В междурядьях оплывших грядок синел лед. Поставив на плашку жердь и придерживая ее подбородком, человек в солдатской одежде вытесывал кол. Пустой рукав гимнастерки был аккуратно затянут под ремень. Человек обернулся и расцвел лицом. Щеки подперли и без того чуть раскосые глаза, и один из них подмигнул задорно и счастливо.
— А, Когтев-Локтев, Иван Дегтев! Приехал? Жив, значит. Я так Катерине и толковал: Сашка обязательно где-нибудь живой. Сейчас приду, руки только вымою.
У Локтева дрогнула губа.
«Тьфу ты черт! Нервы...»
Он оглядел избу. Немытая посуда укрыта полотенцем. На огрызке белого пирога не бойкие еще мухи. Лужица молока языком ползет по столу, сейчас побежит на пол.

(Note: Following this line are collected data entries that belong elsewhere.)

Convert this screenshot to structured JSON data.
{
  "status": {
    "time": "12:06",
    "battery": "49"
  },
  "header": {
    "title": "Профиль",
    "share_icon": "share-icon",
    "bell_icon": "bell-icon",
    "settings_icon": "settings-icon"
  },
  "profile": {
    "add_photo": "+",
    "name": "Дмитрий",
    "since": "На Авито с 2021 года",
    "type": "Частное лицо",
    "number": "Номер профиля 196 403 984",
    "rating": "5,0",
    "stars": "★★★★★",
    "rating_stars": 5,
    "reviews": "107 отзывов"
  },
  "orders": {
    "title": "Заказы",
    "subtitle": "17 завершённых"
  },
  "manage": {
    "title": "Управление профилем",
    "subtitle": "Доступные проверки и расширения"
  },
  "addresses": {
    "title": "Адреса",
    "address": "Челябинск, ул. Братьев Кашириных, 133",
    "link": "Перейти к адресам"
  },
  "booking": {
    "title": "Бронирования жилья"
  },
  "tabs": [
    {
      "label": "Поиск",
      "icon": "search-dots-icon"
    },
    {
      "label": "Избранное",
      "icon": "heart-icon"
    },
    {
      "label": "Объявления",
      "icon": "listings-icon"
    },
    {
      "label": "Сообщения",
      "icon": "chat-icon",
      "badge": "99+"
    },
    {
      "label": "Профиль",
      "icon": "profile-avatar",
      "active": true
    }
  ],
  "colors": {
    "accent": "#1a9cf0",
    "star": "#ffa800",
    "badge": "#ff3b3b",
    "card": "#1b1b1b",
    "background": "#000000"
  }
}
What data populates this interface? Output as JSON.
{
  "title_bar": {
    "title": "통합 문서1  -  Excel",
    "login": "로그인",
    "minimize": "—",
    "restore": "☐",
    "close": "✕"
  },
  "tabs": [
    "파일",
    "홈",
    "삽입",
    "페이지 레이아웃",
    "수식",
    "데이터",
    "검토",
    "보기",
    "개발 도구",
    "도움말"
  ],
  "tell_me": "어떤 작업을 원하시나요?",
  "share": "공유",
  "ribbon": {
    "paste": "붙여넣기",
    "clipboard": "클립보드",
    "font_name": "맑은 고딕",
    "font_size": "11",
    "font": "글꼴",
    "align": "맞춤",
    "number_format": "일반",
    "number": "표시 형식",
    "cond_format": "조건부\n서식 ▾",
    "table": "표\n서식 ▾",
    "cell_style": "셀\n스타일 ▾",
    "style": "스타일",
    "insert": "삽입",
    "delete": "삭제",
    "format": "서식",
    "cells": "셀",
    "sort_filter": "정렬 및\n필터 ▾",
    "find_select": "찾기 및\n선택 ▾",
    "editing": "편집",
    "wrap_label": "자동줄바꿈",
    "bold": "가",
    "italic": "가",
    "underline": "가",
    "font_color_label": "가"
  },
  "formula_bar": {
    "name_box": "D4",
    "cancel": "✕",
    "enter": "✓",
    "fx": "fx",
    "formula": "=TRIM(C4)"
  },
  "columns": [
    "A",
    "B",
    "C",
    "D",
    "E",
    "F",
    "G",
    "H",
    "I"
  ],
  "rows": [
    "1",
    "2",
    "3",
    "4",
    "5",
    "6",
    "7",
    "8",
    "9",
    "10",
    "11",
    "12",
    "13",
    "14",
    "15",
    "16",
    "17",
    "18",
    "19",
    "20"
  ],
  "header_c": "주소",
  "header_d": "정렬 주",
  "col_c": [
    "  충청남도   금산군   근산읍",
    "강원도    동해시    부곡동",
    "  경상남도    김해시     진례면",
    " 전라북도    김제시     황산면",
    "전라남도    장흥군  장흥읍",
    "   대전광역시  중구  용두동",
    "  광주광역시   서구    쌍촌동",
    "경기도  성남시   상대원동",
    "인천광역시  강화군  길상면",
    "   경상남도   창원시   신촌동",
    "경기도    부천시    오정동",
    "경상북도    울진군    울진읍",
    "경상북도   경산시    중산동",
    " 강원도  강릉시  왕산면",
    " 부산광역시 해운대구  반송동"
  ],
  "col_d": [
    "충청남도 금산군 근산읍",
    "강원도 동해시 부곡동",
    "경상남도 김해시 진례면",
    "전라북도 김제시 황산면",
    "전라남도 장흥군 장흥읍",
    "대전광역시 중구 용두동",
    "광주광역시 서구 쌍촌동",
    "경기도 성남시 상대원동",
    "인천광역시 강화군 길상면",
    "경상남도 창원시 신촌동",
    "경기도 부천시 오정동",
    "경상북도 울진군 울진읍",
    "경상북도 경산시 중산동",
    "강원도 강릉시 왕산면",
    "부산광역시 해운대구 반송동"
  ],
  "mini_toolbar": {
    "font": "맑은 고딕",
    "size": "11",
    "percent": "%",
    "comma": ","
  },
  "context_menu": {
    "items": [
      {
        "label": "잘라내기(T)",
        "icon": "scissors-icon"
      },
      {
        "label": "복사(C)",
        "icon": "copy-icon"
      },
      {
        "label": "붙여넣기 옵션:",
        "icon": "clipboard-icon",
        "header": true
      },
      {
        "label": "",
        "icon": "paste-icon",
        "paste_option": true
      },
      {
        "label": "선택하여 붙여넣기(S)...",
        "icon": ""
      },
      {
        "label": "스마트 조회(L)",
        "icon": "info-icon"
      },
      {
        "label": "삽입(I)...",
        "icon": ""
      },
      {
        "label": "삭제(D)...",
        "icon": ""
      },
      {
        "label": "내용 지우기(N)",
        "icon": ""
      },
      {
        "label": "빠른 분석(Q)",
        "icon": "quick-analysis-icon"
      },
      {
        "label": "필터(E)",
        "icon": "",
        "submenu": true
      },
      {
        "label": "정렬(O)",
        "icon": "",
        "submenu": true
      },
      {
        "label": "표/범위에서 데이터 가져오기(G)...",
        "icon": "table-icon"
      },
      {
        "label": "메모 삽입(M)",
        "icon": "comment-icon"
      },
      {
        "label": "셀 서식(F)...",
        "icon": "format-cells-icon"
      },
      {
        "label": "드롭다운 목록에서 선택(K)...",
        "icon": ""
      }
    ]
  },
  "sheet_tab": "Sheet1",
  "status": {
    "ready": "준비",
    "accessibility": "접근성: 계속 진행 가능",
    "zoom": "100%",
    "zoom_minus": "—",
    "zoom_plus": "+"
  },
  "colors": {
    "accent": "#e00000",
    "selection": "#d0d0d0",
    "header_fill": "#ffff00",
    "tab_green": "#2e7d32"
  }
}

У порога в пробитой осколком каске киснет мятая картошка с отрубями. Как была Катька неряхой, так и осталась. Работящая, а неряха.
У печки ряды кирпичей — неровные с широкими швами; подпорка уголка сделана из орудийной гильзы. Сам Алеша, наверное, печку складывал. Оцинкованный бак с черной надписью «Patronen», полный водой. А это нашел где-нибудь в лесу и приспособил.
Катя спешно прибирала кровать. Локтев следил за ее торопливыми движениями и думал: «Почти не постарела, только еще тяжелее ступает маленькими толстыми ногами, и большие, нет, огромные, светло-синие глаза чуть померкли. Обычно красивые глаза у некрасивых женщин украшают, как-то освещают лицо, у некоторых же они убийственно подчеркивают безобразие. Так вот и у Кати. Когда они были рядом с Зиной... Да, только по-настоящему прекрасное лицо выдерживает испытание сном, дождем и усталостью... Впрочем, это вообще не имело значения. Прав был брат. Он тогда выслушал его, совсем еще мальчишку, что приятно зайти в театр или ресторан под руку с красивой женой, и сказал: «Это очень дешево, Саша!»
Негромко стукнув лапами, с печи соскочил большой гладкий кот. Он мягко толкнул сапог гостя и запел.
«Кота успели завести, — подумал Локтев. — Живут уже люди. Дом, свой настоящий дом».
Стены старые. Обоев еще нет. Окна не крашены. На подоконнике... Что это на подоконнике? Синим карандашом нарисовано чудовище: на круглой голове дыбом стоят волосы, глаза скошены в разные стороны, ноги, как две кочерги, на руках по четыре растопыренных пальца. Это нарисовала Аленка, его, Локтева, дочь.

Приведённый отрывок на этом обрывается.